VACATION TIME, WITHOUT BORDERS, GETS A TRY AT CHICAGO COMPANIES
by Alexia Elejalde-Ruiz / March 18, 2016
The way it was before, Erin Gallagher had 24 days of paid time off — generous by many standards, but they came with a measure of anxiety.
Gallagher, director of marketing at Chicago-based public relations firm Golin, said she would second-guess whether to stay home sick so as not to chip away at her allotment.
But that was before. Come April 4, Golin will join the small but growing club of employers banishing vacation time limits, a practice gaining steam as a way to attract and retain talent, prevent burnout — and, less overtly, save companies the financial liability of having to pay employees for vacation time accrued when they leave.
Some experiments with unlimited vacation time have gone very wrong, creating suspicion or confusion that resulted in employees taking fewer days off than they had under a more structured system. But companies that have learned from those flameouts say they are focused on creating cultures that encourage workers to get away.
Employees who take long vacations of at least 13 consecutive days are more likely to be satisfied and want to stay in their jobs than those who take shorter breaks, according to a study from the nonprofit Families and Work Institute. They also report lower frequency of minor health problems, signs of depression and sleep problems.
Whether unlimited vacation policies actually encourage more rest time depends on the messaging from the top, said Ellen Galinsky, president of the Families and Work Institute.
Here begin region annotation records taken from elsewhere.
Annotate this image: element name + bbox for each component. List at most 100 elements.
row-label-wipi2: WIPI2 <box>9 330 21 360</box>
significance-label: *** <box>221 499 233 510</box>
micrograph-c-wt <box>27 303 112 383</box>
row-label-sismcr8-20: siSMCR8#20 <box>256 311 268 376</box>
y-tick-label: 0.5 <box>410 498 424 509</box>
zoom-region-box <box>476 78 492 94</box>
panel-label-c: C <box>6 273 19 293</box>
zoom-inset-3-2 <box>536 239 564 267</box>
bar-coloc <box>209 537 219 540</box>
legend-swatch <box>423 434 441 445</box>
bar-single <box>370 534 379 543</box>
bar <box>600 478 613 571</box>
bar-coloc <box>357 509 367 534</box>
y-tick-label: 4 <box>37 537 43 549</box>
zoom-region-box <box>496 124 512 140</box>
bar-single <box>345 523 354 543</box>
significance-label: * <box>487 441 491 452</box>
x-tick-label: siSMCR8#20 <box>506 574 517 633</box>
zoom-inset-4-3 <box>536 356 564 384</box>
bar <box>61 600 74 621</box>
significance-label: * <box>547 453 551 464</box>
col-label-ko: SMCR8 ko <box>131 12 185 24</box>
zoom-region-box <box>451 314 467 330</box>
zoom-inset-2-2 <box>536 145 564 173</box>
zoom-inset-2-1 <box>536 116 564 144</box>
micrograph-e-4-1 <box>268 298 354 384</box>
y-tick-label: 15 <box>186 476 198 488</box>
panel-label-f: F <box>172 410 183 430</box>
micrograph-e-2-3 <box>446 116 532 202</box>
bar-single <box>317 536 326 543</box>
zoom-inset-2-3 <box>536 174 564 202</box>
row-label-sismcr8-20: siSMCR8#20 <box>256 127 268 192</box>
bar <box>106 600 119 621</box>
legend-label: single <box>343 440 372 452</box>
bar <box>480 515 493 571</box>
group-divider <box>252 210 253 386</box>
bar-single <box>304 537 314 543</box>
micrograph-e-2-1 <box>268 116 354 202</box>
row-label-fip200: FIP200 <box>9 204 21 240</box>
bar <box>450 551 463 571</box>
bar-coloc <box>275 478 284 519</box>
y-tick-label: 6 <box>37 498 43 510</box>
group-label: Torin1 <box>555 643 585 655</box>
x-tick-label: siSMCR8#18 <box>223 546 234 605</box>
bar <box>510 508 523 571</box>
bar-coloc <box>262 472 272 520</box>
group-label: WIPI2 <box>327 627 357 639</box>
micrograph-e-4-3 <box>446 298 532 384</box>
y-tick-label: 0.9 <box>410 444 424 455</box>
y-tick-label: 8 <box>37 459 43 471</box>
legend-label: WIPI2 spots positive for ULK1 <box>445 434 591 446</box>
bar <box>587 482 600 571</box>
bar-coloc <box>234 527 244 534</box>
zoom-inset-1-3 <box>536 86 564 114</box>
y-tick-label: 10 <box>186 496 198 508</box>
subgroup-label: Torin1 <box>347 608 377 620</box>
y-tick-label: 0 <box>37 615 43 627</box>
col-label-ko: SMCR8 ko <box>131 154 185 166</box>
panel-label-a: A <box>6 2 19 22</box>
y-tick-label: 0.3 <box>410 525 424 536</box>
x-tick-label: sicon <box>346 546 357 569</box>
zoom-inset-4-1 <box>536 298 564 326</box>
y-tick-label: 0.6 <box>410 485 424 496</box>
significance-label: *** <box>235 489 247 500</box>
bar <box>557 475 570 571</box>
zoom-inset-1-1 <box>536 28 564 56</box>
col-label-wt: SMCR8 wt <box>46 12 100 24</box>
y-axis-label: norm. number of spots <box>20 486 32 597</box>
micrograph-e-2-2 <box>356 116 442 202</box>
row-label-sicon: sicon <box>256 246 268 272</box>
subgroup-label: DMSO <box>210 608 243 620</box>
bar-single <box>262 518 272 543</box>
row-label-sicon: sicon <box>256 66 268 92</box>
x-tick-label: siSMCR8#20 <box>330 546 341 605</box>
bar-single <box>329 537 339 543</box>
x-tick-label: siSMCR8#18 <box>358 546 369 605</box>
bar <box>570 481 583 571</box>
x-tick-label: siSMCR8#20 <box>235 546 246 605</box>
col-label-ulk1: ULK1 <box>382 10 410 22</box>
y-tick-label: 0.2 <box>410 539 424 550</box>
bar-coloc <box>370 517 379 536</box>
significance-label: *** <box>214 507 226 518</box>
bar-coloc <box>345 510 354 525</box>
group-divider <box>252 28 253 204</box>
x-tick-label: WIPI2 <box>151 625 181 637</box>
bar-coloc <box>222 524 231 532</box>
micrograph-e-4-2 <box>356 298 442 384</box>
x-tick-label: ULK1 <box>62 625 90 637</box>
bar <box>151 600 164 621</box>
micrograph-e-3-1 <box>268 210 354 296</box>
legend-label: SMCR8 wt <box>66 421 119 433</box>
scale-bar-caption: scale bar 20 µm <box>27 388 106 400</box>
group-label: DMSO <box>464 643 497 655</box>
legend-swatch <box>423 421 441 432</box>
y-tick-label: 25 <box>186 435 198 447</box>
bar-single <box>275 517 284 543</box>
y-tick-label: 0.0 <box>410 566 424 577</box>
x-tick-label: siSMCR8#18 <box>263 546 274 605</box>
If senior leaders genuinely assert that they expect long vacations and take them themselves, people will likely abide, she said.
But a new study from the nonprofit, to be published in April, found that 40 percent of people feel they put their jobs in jeopardy if they use the flexibility that their companies offer, Galinsky said.
“Flexibility is not really flexibility unless there’s not jeopardy,” she said.